Comparison of Aspergillus species-complexes detected in different environmental settings
Clemons, K. V.
Stevens, D. A.
Environmental health | Fungal contamination | Aspergillus | Beach | Poultry | Swinery | Hospital
Purpose: Samples from different environmental sources were screened for the presence of Aspergillus, and the distribution of the different species-complexes was determined in order to understand differences among that distribution in the several environmental sources and which of these species complexes are present in specific environmental settings. Methods: Four distinct environments (beaches, poultries, swineries and hospital) were studied and analyzed for which Aspergillus complexes were present in each setting. After plate incubation and colony isolation, morphological identification was done using macro- and microscopic characteristics. The universal fungal primers ITS1 and ITS4 were used to amplify DNA from all Aspergillus isolates, which was sequenced for identification to species complex level. SPSS v15.0 for Windows was used to perform the statistical analysis. Results: Thirty-nine isolates of Aspergillus were recovered from both the sand beach and poultries, 31 isolates from swineries, and 80 isolates from hospital environments, for a total 189 isolates. Eleven species complexes were found total. Isolates belonging to the Aspergillus Versicolores species-complex were the most frequently found (23.8%), followed by Flavi (18.0%), Fumigati (15.3%) and Nigri (13.2%) complexes. A significant association was found between the different environmental sources and the distribution of the several species-complexes (p<0.001); the hospital environment had a greater variability of species-complexes than other environmental locations (10 in hospital environment, against nine in swine, eight in poultries and seven in sand beach).
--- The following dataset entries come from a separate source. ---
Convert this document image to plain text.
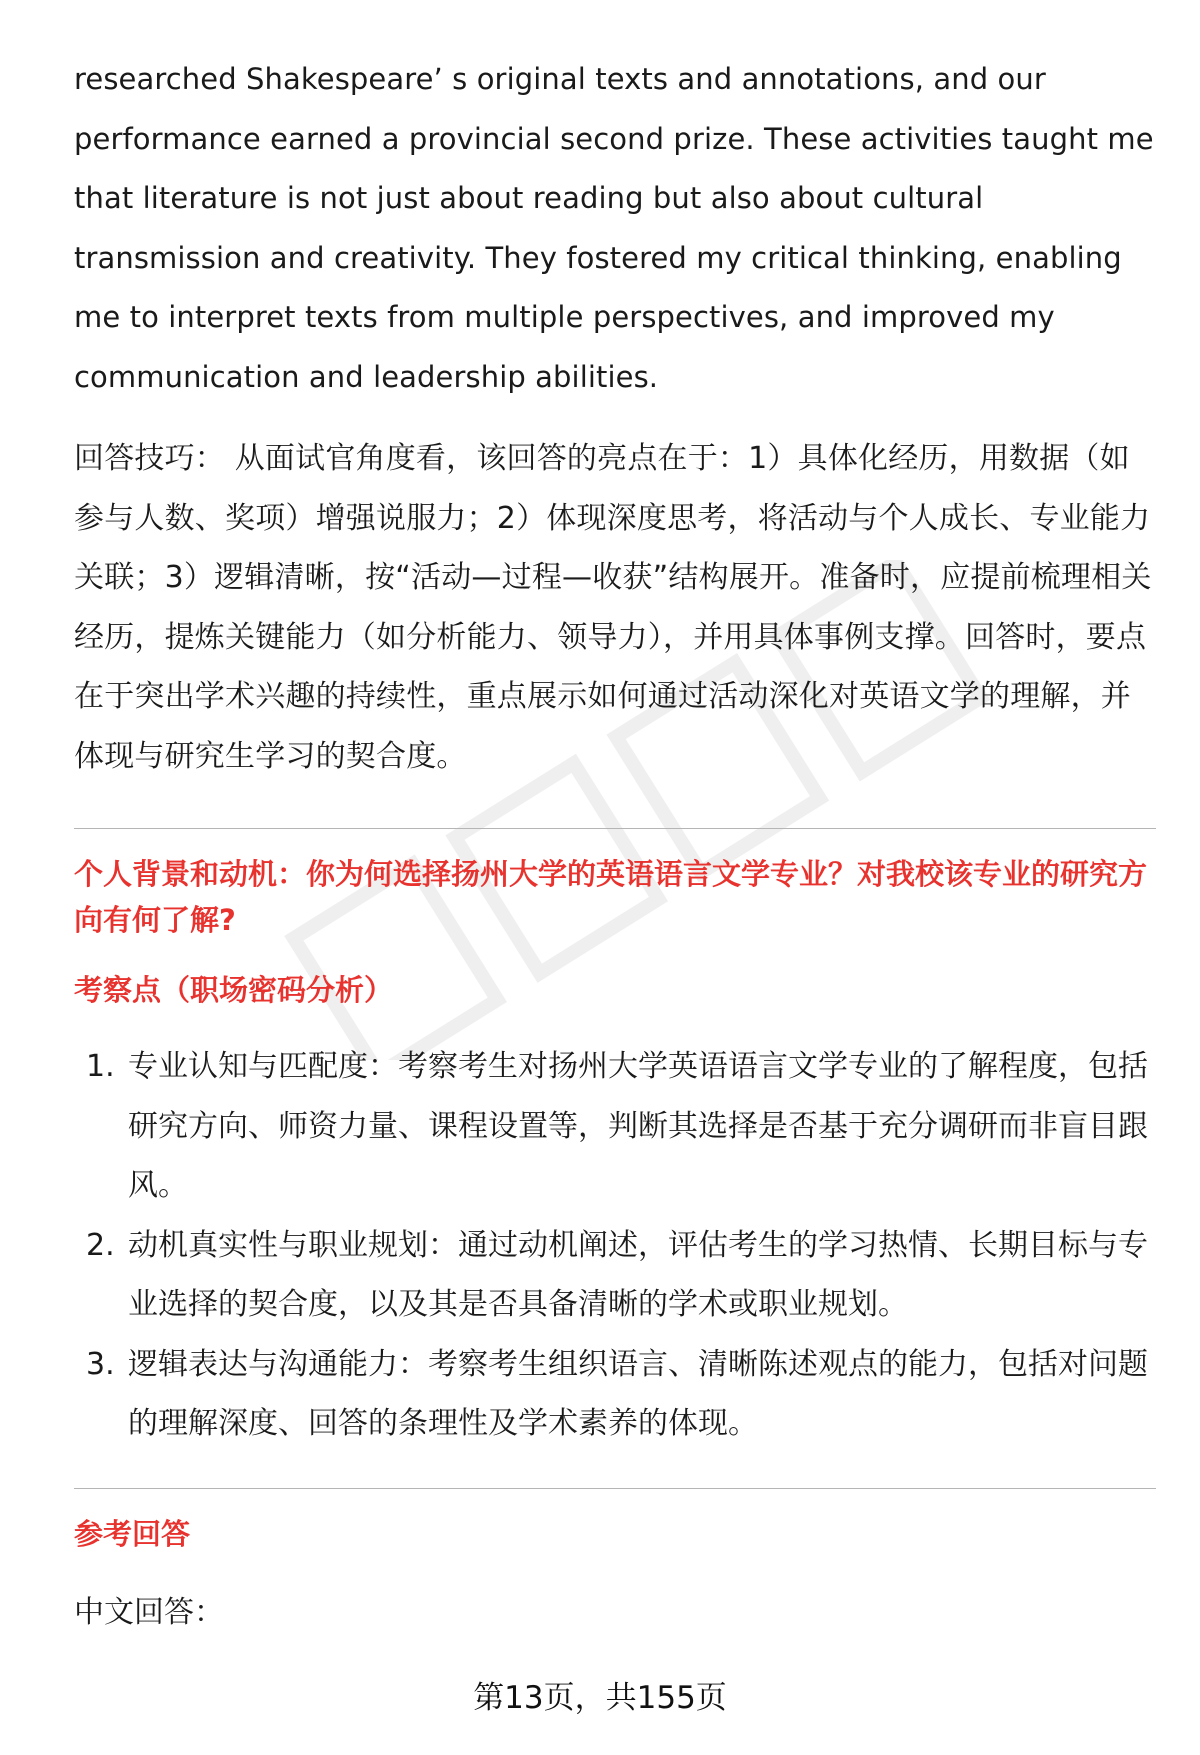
researched Shakespeare’ s original texts and annotations, and our performance earned a provincial second prize. These activities taught me that literature is not just about reading but also about cultural transmission and creativity. They fostered my critical thinking, enabling me to interpret texts from multiple perspectives, and improved my communication and leadership abilities.

回答技巧： 从面试官角度看，该回答的亮点在于：1）具体化经历，用数据（如参与人数、奖项）增强说服力；2）体现深度思考，将活动与个人成长、专业能力关联；3）逻辑清晰，按“活动—过程—收获”结构展开。准备时，应提前梳理相关经历，提炼关键能力（如分析能力、领导力），并用具体事例支撑。回答时，要点在于突出学术兴趣的持续性，重点展示如何通过活动深化对英语文学的理解，并体现与研究生学习的契合度。

个人背景和动机：你为何选择扬州大学的英语语言文学专业？对我校该专业的研究方向有何了解?

考察点（职场密码分析）

1. 专业认知与匹配度：考察考生对扬州大学英语语言文学专业的了解程度，包括研究方向、师资力量、课程设置等，判断其选择是否基于充分调研而非盲目跟风。
2. 动机真实性与职业规划：通过动机阐述，评估考生的学习热情、长期目标与专业选择的契合度，以及其是否具备清晰的学术或职业规划。
3. 逻辑表达与沟通能力：考察考生组织语言、清晰陈述观点的能力，包括对问题的理解深度、回答的条理性及学术素养的体现。

参考回答

中文回答：

第13页，共155页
Isolates belonging to Nidulantes complex were detected only in the hospital environment, whereas the other complexes were identified in more than one setting. Conclusion: Because different Aspergillus complexes have different susceptibilities to antifungal drugs, and different abilities in producing mycotoxins, knowledge of the species-complex epidemiology for each setting may allow preventive or corrective measures to be taken toward decreasing professional workers or patient exposure to those agents.